How to easily remember the number. Imagine the last digit (five) of this number as a wheelchair, used by emergency medical services for transportation of infirm people.
150 - Fire Service
The number 150 is used for reporting fires, natural disasters, crashes and accidents. Simply, such situations requiring rescue and elimination activities, such as extinguishing fires, extrication, disposal of hazardous substances, etc.
How to easily remember the number. Imagine the zero at the end of the three-digit number as a coiled fire hose.
158 – Police of the Czech Republic
Dial the number 158 if you have witnessed a crime, a serious traffic accident that needs to be investigated, or if it is necessary to ensure safety or in general to prevent disturbance of public order.
How to easily remember the number. You may have noticed that the digit eight at the end of this number resembles police handcuffs, so just remember that.
156 – Municipal Police
You can call the municipal police if you have witnessed a smaller offence which could be for example a disturbance (i.e. noise) in night-time hours (which apply from 10 o'clock at night to 6 o'clock in the morning, the violation of such can carry a fine of up to CZK 5,000 (€ 185, USD 205, CNY 1,355 RUB 13,590).
Foreign missions, consulates, embassies
In the event of serious problems, such as the loss of documents, you should contact your country’s embassy. In the Czech Republic they are mostly located in Prague. For the list of these offices go to this link.
Weights & Measures
The Czech Republic is officially metric, in line with the rest of Europe. However, imperial measures are still in use, especially for road distances, which are measured in miles. Imperial pints and gallons are 20 per cent larger than US measures.
Imperial to Metric
1 inch = 2.5 centimetres
1 foot = 30 centimetres
1 mile = 1.6 kilometres
1 ounce = 28 grams
1 pound = 454 grams
1 pint = 0.6 litres
1 gallon = 4.6 litres
Metric to Imperial
1 millimetre = 0.04 inch
1 centimetre = 0.4 inch
1 metre = 3 feet 3 inches
1 kilometre = 0.6 mile
1 gram = 0.04 ounce
1 kilogram = 2.2 pounds
THE NAME czech republic
The traditional English name "Bohemia" derives from Latin "Boiohaemum", which means "home of the Boii". The current name comes from the Polish ethnonym associated with the area, which ultimately comes from the Czech word Čech.  The name comes from the Slavic tribe (Czechs, Czech: Češi, Čechové) and, according to legend, their leader Čech, who brought them to Bohemia, to settle on Říp Mountain. The etymology of the word Čech can be traced back to the Proto-Slavic root *čel-, meaning "member of the people; kinsman", thus making it cognate to the Czech word člověk (a person).

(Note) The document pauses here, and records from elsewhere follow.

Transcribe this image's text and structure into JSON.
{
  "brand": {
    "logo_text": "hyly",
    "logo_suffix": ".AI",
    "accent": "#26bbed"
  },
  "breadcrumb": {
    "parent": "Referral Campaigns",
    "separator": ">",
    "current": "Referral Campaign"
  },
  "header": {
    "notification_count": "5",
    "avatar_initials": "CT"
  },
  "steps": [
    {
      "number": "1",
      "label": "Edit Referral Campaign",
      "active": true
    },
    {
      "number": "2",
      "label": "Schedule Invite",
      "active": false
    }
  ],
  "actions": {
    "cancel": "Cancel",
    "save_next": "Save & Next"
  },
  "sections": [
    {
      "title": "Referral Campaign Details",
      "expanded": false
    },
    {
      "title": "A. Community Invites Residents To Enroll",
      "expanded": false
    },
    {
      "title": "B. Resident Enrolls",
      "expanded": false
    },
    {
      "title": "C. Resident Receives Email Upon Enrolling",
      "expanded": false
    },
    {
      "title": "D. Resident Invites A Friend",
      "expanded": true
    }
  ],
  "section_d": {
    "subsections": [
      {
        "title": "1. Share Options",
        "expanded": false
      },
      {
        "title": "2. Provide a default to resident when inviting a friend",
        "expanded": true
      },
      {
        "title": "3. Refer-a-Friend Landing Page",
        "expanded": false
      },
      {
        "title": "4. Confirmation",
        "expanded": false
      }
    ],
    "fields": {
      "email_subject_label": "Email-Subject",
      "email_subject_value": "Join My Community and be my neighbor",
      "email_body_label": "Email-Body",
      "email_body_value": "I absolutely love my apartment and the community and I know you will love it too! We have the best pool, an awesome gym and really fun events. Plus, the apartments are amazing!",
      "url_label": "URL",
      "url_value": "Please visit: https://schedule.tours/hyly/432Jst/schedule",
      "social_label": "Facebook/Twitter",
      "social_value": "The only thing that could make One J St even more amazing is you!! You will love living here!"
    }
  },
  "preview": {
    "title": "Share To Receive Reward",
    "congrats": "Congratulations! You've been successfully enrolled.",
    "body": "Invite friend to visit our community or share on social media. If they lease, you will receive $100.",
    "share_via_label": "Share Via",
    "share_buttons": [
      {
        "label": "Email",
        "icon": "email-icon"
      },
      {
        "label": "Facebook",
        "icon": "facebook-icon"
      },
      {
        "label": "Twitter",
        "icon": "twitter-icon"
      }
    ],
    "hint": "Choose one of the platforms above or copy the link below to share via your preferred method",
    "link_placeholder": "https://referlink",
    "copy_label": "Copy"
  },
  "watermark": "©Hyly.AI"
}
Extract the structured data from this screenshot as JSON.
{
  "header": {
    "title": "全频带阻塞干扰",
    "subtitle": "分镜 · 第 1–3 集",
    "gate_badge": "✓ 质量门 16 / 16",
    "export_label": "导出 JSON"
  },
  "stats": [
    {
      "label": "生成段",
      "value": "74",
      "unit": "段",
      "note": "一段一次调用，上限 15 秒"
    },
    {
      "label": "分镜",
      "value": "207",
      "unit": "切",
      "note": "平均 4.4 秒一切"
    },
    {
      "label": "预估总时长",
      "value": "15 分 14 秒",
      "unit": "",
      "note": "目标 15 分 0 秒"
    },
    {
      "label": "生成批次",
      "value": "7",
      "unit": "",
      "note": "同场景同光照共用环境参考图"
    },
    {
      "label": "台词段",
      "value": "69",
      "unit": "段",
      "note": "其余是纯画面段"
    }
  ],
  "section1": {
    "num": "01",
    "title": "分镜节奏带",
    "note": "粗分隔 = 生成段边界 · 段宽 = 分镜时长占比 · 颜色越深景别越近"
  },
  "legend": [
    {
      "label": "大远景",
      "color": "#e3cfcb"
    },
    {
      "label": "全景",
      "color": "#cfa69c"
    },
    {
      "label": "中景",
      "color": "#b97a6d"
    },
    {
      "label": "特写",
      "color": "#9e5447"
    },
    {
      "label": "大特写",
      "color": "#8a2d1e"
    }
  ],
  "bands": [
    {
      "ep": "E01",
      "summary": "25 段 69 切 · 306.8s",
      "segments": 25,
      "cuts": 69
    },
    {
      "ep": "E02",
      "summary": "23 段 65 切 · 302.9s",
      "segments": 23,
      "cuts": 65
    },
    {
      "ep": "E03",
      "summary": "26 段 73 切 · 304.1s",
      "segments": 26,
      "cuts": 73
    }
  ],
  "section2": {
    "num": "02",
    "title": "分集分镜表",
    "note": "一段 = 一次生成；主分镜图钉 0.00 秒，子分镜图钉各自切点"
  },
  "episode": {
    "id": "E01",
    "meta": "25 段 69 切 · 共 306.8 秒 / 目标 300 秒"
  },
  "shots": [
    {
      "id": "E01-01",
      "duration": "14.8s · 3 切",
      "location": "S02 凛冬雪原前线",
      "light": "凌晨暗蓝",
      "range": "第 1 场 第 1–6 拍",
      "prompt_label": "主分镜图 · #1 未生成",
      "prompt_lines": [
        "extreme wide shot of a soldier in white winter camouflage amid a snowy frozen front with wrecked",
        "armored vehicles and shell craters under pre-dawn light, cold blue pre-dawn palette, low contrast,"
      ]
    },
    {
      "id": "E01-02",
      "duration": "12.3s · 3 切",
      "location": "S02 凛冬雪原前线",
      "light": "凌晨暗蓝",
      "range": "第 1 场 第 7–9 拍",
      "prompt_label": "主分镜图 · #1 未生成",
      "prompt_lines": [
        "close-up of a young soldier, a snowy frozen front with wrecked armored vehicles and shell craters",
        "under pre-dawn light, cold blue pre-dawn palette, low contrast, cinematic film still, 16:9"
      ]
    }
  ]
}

The country has been traditionally divided into three lands, namely Bohemia (Čechy) in the west, Moravia (Morava) in the east, and Czech Silesia (Slezsko; the smaller, south-eastern part of historical Silesia, most of which is located within modern Poland) in the northeast. Known as the lands of the Bohemian Crown since the 14th century, a number of other names for the country have been used, including Czech/Bohemian lands, Bohemian Crown, Czechia  and the lands of the Crown of Saint Wenceslas. When the country regained its independence after the dissolution of the Austro-Hungarian empire in 1918, the new name of Czechoslovakia was coined to reflect the union of the Czech and Slovak nations within the one country.
After Czechoslovakia dissolved in 1992, the Czech part lacked a common English short name. The Czech Ministry of Foreign Affairs recommended the English name Czechia in 1993, and the Czech government approved Czechia as the official short name in 2016.